A

David

Darling

four-color problem

four-color map of USA

The four-color problem is a long-standing problem that dates back to 1852 when Francis Guthrie, while trying to color a map of the counties of England noticed that four colors were enough to ensure that no adjacent counties were colored the same. He asked his brother Frederick if it was true that any map could be colored using four colors in such a way that adjacent regions (i.e. those sharing a common boundary segment, not just a point) receive different colors. Frederick Guthrie then passed on the conjecture to Augustus de Morgan.

 

The first printed reference is due to Arthur Cayley in 1878. A year later the false "proof," by the English barrister Alfred Kempe, appeared; its incorrectness was pointed out by Percy Heawood 11 years later. Another failed proof is due to Peter Tait in 1880, a gap in his argument being pointed out by Julius Petersen in 1891. Both false proofs did have some value, though. Kempe discovered what became known as Kempe chains, and Tait found an equivalent formulation of the Four-Color Theorem in terms of three-edge coloring.

 

The next major contribution came from George Birkhoff whose work allowed Philip Franklin in 1922 to prove that the Four-Color Conjecture is true for maps with at most 25 regions. It was also used by other mathematicians to make various forms of progress on the Four-Color Problem. The German mathematician Heinrich Heesch, notably, developed the two main ingredients needed for the ultimate proof – reducibility and discharging. While the concept of reducibility was studied by other researchers as well, it seems that the idea of discharging, crucial for the unavoidability part of the proof, is due to Heesch, and that it was he who conjectured that a suitable development of this method would solve the Four-Color Problem. This was confirmed by Kenneth Appel and Wolfgang Haken of the University of Illinois in 1976, when they published their proof of the Four-Color Theorem.1 Their controversial proof challenges the basic assumptions of what mathematical proof is. They used more than 1,200 hours of supercomputer time to analyze 1,478 different configurations that in turn can produce every possible map on a plane. Not everyone was happy with the method of the breakthrough, as Appel himself pointed out:

 

For almost a century and a half, a Holy Grail of graph theory has been a simple incisive proof of the Four Color Theorem. It has troubled our profession that a problem that can be understood by a school child has yet to be solved in a way that better illuminates the reason that only four colors are needed for planar maps.
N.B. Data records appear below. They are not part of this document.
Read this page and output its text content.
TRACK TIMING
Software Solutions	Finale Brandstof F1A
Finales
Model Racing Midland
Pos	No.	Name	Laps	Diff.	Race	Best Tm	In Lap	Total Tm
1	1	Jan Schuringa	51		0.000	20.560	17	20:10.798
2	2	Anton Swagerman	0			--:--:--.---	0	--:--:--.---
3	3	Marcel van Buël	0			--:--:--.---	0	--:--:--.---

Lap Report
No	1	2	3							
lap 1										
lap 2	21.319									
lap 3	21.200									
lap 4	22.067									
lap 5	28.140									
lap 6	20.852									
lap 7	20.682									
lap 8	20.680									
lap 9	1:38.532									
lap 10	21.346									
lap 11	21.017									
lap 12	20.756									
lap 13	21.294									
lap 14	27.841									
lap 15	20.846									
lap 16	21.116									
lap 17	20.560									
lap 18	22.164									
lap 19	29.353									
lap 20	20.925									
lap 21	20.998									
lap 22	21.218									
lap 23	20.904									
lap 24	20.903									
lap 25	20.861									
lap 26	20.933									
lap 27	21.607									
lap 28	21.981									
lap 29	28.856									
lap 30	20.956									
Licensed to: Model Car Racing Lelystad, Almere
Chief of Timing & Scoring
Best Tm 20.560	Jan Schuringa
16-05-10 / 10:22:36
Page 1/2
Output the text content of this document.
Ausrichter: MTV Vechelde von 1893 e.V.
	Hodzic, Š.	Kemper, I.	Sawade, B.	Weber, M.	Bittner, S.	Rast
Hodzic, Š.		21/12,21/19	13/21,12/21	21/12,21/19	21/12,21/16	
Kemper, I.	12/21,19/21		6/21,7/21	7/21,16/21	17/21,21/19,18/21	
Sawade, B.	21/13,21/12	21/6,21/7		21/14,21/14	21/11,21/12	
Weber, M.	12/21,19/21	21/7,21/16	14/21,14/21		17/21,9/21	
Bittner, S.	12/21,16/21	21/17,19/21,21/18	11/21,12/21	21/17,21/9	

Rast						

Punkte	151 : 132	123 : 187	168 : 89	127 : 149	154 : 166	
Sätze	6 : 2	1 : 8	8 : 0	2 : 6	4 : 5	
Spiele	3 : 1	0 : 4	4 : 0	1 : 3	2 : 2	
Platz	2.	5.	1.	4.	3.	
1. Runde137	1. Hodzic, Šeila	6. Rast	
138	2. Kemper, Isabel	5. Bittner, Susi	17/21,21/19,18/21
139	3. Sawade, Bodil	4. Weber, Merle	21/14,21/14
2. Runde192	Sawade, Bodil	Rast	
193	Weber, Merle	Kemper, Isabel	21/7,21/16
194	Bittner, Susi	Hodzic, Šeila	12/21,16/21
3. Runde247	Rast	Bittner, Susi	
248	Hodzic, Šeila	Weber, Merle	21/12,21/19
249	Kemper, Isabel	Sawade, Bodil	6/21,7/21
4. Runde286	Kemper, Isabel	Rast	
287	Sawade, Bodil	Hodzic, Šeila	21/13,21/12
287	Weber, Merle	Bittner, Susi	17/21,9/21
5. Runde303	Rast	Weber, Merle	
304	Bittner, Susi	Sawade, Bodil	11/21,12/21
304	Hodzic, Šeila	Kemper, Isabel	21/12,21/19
The feelings of many mathematicians were summed up for me by Herb Wilf's response to being told that it appeared that one could prove the theorem by a long reducibility argument which used computers to test the reducibility of a large number of configurations. He simply said, "God would not allow such a beautiful theorem to have such an ugly proof."

 

Martin Gardner commented, "Whether a simple, elegant proof not requiring a computer will ever be found, is still an open question." It's interesting that such a simple, intuitive puzzle can be so difficult to settle! The Four-Color theorem is true for maps on a plane or on a sphere. The answer is different for geographic maps on a torus: in this case, seven colors are necessary and sufficient.

 


Twelve-Color Map Problem

It has been hyppothesized that if on a plane or spherical map each country has at the most one colony, requiring the same color as its parent country, at most 12 different colors are needed to distinguish the political regions on a map. The problem of determining if this is true or not remain opens.

 


References

1. Appel, K. and Haken, W. "The Solution of the Four-Color Map Problem." Scientific American, 237: 108–121 (1977).
2. Saaty, T. L. and Kainen, P. C. The Four-Color Problem: Assaults and Conquest. New York: Dover, 1986.